El “espíritu navideño” suele venir con instrucciones no escritas: hay que regalar, hay que asistir, hay que compartir, hay que estar contento. Y ahí empieza el problema. Porque el regalo no siempre nace del cariño, sino del miedo a quedar mal. Aparecen los intercambios de la oficina que se sienten como trámite, el famoso “cacho”, donde uno termina comprando algo genérico para alguien con quien apenas conversa. También están las reuniones familiares a las que se va por compromiso, más que por deseo. Se llega, se saluda, se conversa lo justo, y se cumple. Como si la Navidad fuera una lista de tareas.
A eso se suma el ritual de comer de más “por educación”. Un segundo plato para no desairar, un postre para no romper el ambiente, un brindis extra para no ser “el pesado”. Y cuando termina la noche, queda esa mezcla de culpa y cansancio: no por lo compartido, sino por lo impuesto. El cuerpo queda lleno, pero el ánimo no.
El consumismo, además, tiene una habilidad especial para disfrazarse de amor. Nos venden que querer es comprar, que demostrar es gastar, que la emoción se mide en el tamaño de la bolsa. Pero no todos pueden, no todos quieren, y no todos están bien. En ese desfile de luces y promociones, también hay personas que llegan a diciembre con duelos, con soledades, con incertidumbre económica, con una pena que no se apaga porque el calendario cambió. Y ahí aparece una paradoja dolorosa: sentirse solo incluso estando acompañado. Estar en una mesa llena y, aun así, sentirse fuera de lugar.

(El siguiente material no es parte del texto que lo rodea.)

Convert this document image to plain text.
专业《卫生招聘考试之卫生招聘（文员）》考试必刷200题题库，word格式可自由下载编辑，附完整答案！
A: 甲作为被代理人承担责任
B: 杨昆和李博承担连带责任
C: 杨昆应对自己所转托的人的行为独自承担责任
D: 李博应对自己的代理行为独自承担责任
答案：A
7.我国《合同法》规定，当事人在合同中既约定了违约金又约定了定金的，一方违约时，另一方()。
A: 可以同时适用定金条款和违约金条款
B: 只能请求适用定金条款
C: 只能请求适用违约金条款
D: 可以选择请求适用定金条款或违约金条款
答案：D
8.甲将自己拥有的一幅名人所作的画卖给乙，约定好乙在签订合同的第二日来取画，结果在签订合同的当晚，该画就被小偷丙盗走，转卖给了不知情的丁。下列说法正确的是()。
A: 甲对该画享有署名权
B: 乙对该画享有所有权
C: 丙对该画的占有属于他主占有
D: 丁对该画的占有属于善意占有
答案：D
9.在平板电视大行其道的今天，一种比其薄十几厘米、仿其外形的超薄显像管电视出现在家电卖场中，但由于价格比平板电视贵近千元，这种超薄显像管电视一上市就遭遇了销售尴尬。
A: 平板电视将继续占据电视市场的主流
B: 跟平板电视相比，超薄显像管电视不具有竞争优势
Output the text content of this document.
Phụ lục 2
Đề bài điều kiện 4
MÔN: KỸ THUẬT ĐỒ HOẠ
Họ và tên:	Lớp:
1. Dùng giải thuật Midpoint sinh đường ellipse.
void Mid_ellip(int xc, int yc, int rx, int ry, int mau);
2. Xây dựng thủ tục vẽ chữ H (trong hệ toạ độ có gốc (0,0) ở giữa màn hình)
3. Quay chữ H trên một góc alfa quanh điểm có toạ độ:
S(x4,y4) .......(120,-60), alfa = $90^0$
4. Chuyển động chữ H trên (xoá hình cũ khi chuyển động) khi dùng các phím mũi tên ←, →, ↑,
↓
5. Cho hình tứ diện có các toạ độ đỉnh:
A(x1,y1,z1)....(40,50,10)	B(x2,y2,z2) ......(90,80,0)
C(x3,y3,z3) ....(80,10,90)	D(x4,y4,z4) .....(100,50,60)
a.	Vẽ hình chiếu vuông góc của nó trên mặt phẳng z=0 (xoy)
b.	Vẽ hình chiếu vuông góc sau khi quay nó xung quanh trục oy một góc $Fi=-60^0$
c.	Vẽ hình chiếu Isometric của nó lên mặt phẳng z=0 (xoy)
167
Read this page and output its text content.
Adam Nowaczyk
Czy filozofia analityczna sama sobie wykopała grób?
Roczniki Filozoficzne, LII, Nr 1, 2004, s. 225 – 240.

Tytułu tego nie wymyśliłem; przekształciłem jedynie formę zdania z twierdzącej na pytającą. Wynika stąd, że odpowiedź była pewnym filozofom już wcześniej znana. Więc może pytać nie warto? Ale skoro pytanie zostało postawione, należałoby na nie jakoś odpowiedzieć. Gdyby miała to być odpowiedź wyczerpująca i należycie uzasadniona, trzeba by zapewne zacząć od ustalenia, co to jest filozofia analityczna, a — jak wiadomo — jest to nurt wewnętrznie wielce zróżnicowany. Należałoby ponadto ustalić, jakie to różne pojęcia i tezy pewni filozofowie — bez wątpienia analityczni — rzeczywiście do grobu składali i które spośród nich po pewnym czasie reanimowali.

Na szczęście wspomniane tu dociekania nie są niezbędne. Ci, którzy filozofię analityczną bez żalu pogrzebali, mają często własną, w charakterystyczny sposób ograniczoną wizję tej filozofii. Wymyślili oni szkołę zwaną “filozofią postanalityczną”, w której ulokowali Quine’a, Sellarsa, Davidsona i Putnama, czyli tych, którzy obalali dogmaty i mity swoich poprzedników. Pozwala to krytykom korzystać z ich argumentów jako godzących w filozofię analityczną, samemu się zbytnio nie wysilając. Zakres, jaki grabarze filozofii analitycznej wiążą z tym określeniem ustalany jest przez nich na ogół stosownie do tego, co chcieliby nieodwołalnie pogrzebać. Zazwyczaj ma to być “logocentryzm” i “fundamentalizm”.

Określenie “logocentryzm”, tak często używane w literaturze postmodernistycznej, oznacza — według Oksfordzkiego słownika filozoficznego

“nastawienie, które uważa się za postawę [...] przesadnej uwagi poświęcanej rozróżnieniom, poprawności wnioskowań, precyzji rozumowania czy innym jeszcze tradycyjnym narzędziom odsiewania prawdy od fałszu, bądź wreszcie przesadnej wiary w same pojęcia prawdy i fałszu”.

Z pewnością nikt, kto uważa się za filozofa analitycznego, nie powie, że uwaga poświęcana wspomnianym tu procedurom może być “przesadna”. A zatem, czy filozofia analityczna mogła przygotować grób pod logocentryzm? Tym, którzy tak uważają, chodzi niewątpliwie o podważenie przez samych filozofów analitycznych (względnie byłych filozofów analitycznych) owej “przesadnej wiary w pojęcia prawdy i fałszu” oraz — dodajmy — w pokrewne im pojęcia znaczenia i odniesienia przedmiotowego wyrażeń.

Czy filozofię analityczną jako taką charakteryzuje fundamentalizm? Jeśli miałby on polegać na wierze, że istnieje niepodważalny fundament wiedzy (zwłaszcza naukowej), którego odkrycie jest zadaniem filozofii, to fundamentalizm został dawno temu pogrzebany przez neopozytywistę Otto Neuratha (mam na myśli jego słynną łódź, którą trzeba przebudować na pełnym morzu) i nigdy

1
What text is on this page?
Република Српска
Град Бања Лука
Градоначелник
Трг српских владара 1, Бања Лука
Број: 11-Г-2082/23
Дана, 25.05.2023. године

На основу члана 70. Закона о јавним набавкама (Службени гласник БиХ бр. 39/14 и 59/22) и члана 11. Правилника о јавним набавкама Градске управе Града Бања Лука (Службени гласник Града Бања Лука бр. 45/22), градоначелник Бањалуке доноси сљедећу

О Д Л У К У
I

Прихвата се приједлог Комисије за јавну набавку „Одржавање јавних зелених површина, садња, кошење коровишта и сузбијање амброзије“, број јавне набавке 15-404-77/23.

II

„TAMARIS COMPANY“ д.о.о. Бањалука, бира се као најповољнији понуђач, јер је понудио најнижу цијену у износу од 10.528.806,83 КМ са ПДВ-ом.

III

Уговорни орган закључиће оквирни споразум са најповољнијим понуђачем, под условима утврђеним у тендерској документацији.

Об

Quizá por eso se nos olvida lo más importante: la parte espiritual. Y no hablo solo de religión. Hablo de aquello que no se compra: el silencio, la gratitud, el perdón, la presencia real. Lo espiritual es preguntarse con honestidad qué necesitamos y qué podemos dar, sin culpas. Es recuperar lo esencial: un gesto simple, una conversación sincera, un límite sano, un “no puedo este año” dicho a tiempo, una mano tendida a alguien que está más solo de lo que aparenta.
Tal vez el antídoto contra el Grinch no sea forzarse a celebrar, sino permitirse una Navidad más humana. Menos performance, menos obligación, menos vitrina. Más coherencia. Más cuidado. Más sentido.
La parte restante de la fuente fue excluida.